Spectral-Temporal Saliency Masks and Modulation Tensorgrams for
Generalizable COVID-19 Detection
Abstract
Speech COVID-19 detection systems have gained popularity as they
represent an easy-to-use and low-cost solution that is well suited for
at-home long-term monitoring of patients with persistent symptoms.
Recently, however, the limited generalization capability of existing
deep neural network based systems to unseen datasets has been raised as
a serious concern, as has their limited interpretability.

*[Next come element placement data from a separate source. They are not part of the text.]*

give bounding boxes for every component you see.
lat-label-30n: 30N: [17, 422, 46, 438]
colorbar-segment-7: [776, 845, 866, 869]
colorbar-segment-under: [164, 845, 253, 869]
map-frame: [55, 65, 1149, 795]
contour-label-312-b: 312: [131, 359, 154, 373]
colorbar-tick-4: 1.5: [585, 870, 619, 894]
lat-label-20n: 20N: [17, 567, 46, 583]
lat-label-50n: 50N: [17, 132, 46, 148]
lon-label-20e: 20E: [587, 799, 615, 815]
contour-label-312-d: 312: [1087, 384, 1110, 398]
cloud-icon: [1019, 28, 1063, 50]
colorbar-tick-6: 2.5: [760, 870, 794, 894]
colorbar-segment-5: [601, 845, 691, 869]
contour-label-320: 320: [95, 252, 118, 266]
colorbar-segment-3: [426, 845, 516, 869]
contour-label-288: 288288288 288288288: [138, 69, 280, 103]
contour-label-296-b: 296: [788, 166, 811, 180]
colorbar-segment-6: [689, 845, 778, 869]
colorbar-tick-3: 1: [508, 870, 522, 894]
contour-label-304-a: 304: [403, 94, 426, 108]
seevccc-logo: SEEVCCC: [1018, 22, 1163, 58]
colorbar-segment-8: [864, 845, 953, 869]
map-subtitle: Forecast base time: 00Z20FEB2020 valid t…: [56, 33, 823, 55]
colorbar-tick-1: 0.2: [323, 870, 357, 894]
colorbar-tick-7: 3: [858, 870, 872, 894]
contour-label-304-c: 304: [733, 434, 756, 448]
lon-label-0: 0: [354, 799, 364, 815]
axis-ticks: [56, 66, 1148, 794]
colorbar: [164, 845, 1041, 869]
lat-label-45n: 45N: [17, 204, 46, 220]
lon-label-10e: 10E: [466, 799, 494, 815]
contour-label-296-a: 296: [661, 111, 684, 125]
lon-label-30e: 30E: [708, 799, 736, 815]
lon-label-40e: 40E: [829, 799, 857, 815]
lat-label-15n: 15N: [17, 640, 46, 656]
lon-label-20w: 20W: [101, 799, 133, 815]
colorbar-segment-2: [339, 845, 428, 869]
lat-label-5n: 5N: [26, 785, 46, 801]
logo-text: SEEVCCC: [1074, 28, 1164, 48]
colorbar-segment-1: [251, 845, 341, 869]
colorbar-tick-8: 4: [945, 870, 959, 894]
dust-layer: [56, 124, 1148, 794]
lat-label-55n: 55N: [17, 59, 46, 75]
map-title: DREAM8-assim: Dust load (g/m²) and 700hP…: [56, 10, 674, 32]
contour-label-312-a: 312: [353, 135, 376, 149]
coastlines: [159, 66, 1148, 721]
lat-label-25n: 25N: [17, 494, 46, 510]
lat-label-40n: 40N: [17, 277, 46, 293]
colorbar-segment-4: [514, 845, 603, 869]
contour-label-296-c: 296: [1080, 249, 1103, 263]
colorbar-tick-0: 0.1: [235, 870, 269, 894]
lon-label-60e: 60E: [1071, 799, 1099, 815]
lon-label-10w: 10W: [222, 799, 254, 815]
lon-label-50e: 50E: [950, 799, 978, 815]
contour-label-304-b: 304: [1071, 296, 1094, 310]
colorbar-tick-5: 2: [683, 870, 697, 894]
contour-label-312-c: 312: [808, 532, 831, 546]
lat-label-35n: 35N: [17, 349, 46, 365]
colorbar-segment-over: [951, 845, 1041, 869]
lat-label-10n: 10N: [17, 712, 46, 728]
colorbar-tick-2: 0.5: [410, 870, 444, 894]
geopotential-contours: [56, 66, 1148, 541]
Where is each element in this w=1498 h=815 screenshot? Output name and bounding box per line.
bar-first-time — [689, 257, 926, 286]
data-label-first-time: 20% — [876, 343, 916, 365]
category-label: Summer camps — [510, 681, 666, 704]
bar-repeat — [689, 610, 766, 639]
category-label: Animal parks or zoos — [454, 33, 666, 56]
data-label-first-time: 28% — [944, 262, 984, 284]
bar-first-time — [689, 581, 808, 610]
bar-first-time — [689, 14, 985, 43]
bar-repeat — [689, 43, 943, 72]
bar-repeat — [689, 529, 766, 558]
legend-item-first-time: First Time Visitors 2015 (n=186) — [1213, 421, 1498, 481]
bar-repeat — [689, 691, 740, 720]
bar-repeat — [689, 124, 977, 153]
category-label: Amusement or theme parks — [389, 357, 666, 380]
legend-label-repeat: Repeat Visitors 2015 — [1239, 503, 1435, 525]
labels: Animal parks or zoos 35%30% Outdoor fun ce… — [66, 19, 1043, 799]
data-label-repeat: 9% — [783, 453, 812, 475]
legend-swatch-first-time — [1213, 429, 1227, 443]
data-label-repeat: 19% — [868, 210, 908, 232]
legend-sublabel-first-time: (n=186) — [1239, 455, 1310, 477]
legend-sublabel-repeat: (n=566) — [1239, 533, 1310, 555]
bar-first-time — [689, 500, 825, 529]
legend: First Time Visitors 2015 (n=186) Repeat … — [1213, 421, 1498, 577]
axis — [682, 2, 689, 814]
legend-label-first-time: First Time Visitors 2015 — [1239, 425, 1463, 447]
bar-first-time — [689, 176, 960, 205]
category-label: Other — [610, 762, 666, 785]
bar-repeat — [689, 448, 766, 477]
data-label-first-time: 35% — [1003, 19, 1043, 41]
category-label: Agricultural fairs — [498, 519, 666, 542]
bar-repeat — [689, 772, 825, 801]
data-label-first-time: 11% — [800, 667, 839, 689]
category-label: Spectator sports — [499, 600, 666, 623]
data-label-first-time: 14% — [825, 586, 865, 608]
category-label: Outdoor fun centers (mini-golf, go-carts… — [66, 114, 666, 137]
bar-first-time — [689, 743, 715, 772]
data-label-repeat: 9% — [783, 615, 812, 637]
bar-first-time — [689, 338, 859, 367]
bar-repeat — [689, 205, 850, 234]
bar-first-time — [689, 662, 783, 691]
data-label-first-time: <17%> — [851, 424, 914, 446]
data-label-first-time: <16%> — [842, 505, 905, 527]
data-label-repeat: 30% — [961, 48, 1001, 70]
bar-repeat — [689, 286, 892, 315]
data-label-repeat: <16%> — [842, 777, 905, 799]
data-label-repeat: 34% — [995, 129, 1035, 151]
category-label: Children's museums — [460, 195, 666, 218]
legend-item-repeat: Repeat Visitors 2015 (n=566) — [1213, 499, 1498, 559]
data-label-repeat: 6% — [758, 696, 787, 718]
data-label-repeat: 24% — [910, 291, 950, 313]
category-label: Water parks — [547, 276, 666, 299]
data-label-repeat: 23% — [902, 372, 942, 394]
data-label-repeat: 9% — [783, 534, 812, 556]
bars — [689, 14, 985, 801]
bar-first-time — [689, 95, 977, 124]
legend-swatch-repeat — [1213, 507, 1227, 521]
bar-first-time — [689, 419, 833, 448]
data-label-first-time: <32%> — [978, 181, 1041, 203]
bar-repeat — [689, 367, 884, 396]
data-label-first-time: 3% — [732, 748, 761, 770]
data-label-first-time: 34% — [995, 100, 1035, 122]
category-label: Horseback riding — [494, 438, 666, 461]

In this paper,
we propose two innovations to help overcome these issues. First, we
propose the use of a 3-dimensional modulation frequency tensor (called
modulation tensorgram representation, MTR) as input to a convolutional
recurrent neural network for COVID-19 detection. The representation is
known to provide robustness against different environmental factors seen
across datasets. Next, we propose the use of spectro-temporal saliency
masking to aggregate regions of the MTR related to COVID-19, thus
helping further improve the generalizability and interpretability of the
model. Experiments are conducted on three public datasets and results
show the proposed solution consistently outperforming two benchmark
systems in within-, across-, and unseen-dataset tests. The proposed
method relies on a similar number of parameters to the benchmark, thus a
promising solution for at-home monitoring of COVID-19 infection.